Liver apoptosis was induced by FasL-injection. Mice were sacrificed at 1h, 2h, 3h and 4h after FasL-injection (2 mice/time point), followed by preparation of the total liver lysates and HSE then immunoblotting using antibodies to the indicated antigens. A tubulin blot is included as a loading control, and a Coomassie stain of a duplicate gel of the analyzed HSE samples that were analyzed by blotting is also included.
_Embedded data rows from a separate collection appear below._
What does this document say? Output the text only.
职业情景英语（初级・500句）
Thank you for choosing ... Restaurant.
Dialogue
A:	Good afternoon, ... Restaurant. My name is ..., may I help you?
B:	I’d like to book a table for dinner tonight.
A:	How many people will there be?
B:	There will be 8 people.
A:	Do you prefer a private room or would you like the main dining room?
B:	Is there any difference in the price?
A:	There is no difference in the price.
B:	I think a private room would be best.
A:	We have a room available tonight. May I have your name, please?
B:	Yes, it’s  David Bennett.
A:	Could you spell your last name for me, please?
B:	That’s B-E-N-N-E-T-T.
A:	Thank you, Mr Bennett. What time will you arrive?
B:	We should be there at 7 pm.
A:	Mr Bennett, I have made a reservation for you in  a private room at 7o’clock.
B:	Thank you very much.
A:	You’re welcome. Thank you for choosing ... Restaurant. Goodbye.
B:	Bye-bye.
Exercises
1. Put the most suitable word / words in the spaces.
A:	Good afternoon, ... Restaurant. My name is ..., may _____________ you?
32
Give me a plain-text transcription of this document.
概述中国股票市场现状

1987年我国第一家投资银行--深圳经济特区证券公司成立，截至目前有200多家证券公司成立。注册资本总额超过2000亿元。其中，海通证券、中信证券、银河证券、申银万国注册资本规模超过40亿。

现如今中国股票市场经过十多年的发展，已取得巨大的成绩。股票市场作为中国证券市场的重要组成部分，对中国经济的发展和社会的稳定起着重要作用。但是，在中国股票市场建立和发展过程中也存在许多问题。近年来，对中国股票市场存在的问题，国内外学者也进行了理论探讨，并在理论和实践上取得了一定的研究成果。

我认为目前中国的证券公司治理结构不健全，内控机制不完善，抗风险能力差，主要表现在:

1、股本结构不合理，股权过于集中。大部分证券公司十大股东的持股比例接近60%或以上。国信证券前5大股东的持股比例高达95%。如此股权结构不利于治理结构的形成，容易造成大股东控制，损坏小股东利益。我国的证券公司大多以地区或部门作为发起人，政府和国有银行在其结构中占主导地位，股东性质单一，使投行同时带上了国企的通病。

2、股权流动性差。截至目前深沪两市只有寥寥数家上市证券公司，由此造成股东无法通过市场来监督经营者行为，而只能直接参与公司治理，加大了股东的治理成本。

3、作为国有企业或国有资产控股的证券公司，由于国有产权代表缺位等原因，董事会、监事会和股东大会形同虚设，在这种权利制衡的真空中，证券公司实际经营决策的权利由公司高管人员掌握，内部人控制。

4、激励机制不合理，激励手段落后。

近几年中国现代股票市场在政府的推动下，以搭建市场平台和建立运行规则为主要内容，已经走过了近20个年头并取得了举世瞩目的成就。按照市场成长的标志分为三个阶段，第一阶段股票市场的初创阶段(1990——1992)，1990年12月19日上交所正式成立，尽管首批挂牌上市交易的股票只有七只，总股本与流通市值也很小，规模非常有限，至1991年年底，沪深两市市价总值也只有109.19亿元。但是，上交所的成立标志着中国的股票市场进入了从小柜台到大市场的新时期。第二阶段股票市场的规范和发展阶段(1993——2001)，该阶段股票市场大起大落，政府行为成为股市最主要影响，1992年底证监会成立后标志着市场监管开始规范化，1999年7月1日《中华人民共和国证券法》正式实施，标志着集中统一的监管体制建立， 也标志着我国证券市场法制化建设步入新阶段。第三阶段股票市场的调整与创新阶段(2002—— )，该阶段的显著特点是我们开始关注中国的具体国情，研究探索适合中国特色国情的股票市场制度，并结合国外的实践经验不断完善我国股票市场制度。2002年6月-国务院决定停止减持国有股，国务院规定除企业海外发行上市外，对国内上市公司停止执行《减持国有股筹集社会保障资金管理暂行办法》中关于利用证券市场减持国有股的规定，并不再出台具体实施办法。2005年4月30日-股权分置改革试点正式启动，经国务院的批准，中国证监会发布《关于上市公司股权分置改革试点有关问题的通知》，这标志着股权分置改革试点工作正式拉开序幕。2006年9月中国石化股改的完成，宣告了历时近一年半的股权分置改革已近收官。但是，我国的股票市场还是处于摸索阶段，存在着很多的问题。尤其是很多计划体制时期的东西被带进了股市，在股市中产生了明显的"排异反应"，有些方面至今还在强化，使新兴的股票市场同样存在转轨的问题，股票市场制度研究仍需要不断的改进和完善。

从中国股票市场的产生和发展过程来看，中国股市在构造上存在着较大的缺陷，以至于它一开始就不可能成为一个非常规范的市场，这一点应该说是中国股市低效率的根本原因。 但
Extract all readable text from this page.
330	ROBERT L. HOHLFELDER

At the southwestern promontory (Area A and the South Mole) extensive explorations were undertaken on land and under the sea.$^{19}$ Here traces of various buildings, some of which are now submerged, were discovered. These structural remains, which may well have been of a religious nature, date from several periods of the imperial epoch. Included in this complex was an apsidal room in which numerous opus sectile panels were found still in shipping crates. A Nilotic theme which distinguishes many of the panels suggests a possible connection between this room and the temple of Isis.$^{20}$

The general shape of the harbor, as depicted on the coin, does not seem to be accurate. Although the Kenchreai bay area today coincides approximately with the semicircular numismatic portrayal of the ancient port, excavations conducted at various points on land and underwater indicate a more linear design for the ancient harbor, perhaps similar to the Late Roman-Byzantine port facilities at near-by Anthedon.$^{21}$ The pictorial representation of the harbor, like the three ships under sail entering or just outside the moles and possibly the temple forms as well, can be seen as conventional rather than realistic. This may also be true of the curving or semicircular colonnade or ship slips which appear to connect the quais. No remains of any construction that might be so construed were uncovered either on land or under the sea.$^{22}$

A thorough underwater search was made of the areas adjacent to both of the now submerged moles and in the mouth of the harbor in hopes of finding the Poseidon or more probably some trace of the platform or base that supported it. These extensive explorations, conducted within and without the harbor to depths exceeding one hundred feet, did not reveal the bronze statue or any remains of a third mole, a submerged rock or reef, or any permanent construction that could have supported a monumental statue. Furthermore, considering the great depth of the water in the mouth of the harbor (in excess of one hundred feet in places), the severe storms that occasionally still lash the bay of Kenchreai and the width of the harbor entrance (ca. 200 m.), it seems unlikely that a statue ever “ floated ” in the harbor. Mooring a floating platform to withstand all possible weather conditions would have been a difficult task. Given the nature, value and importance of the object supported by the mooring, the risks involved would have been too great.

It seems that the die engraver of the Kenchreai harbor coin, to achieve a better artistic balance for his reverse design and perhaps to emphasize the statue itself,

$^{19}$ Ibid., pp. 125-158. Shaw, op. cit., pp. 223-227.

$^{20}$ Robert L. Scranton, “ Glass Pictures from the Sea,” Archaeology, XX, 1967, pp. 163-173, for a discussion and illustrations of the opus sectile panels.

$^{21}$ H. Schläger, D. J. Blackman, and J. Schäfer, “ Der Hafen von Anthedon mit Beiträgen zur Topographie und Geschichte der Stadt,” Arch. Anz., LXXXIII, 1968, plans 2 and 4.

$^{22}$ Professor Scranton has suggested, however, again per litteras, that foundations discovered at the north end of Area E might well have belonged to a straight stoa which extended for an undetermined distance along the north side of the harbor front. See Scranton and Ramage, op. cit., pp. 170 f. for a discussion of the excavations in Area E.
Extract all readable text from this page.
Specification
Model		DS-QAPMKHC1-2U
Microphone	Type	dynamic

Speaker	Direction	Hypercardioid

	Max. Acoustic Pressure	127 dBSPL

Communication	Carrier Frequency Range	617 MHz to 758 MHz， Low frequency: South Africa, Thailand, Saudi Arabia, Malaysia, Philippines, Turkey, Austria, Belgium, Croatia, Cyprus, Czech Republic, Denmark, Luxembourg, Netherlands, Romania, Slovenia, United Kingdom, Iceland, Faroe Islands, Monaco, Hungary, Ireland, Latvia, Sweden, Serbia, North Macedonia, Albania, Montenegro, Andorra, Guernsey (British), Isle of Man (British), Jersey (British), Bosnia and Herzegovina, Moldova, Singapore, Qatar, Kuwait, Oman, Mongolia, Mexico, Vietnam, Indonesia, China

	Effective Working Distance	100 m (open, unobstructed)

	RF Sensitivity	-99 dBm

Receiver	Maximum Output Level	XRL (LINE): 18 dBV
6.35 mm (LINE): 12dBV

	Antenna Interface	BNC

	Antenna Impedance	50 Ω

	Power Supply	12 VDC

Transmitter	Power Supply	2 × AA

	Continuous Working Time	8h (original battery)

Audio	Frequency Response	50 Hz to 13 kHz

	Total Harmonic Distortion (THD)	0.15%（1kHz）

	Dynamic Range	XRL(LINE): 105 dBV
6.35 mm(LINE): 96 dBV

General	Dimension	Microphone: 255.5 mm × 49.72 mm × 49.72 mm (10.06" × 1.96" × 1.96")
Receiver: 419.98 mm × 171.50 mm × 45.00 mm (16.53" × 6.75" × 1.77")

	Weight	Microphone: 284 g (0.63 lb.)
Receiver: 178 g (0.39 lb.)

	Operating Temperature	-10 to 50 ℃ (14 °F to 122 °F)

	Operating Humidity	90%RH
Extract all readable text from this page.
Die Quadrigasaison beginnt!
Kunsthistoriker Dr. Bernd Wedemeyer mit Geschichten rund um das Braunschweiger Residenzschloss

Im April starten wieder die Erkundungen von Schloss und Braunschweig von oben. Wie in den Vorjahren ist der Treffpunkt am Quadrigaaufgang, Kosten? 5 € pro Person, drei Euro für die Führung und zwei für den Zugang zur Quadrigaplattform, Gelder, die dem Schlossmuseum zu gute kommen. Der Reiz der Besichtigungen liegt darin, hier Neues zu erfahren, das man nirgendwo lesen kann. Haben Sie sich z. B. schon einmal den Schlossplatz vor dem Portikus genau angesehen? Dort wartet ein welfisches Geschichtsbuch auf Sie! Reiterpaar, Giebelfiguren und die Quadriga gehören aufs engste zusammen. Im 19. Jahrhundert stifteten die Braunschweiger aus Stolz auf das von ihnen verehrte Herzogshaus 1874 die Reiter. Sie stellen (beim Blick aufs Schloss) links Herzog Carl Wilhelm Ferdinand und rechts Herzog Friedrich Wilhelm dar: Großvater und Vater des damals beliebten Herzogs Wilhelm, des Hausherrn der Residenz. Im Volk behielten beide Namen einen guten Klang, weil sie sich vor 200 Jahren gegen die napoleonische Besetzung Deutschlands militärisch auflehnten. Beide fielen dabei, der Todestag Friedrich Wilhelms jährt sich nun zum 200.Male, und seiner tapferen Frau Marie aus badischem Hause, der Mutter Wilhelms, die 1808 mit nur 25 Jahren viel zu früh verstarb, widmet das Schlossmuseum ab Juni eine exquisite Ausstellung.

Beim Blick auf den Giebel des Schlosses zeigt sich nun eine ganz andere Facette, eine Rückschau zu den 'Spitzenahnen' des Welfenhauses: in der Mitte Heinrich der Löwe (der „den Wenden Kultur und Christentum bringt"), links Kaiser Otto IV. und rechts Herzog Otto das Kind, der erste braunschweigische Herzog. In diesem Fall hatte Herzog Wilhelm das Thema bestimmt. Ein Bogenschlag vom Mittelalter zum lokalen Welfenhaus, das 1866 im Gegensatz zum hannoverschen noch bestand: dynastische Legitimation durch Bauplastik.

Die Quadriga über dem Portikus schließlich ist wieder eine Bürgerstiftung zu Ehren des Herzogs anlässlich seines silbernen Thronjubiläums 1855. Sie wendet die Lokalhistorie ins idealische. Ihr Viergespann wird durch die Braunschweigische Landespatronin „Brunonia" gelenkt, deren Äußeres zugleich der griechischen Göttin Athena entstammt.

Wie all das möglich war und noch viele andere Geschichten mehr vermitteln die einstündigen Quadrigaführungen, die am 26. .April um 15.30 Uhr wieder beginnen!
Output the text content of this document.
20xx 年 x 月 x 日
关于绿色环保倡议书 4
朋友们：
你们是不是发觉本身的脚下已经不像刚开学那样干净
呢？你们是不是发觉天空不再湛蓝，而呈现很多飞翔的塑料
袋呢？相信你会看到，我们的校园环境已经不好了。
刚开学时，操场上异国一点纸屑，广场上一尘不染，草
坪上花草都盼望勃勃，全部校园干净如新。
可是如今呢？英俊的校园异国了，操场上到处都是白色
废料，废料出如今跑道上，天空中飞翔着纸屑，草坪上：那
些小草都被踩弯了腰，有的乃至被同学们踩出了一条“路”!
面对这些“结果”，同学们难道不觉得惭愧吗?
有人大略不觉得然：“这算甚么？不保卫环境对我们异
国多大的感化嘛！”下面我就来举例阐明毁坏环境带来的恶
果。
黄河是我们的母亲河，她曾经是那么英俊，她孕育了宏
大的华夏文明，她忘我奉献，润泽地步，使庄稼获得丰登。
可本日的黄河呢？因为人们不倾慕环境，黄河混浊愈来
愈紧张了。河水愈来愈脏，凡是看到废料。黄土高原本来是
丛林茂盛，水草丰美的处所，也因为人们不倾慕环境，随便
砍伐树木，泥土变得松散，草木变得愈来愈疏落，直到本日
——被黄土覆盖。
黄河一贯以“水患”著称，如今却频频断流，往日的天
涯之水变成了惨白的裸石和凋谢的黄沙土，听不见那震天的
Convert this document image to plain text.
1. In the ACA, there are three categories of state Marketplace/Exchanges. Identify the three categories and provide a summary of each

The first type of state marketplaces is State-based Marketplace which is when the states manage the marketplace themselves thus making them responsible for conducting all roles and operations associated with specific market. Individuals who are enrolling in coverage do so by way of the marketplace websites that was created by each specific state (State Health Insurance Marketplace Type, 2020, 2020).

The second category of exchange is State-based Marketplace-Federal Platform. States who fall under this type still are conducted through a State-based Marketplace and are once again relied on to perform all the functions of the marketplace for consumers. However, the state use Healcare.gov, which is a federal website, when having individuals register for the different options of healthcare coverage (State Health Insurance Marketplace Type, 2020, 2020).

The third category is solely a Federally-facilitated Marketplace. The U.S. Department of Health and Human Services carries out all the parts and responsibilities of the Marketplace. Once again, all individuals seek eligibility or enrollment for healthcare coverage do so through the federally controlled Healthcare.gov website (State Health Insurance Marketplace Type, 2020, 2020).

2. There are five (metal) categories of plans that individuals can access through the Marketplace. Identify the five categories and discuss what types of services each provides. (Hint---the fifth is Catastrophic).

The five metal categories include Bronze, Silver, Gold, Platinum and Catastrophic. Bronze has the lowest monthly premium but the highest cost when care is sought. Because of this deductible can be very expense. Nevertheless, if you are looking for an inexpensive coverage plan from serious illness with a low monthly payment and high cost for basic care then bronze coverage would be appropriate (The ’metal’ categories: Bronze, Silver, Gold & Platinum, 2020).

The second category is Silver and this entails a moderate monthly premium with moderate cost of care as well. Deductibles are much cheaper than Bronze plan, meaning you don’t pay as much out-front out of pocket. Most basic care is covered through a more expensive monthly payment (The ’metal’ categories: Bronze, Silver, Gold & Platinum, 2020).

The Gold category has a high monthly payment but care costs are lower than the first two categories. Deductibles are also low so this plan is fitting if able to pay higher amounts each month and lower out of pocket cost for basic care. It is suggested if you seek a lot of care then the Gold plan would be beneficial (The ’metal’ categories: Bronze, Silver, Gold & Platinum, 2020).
Figure 8. Model of intrahepatic vascular coagulation and epithelial cell apoptosis dynamics in response to FasL

The early stages of FasL-induced liver injury are manifested by limited hepatocytes apoptosis and intrahepatic vascular coagulation. This is followed at the intermediate stages by a near-concurrent marked increase in liver caspase activation, epithelial apoptosis and intravascular coagulation. The IC is manifested by the formation of FIB-γ dimers and HMW products within the liver, in association with a dramatic shift of FIB-γ from plasma to liver. During the late stages that follow FasL exposure, IC remains relatively unchanged while hepatocytes apoptosis continues. Heparin provides a therapeutic modality that not only limits the extensive of FasL-related liver injury when given as prophylactic but also limits the extent of injury if given at the early stages of injury exposure.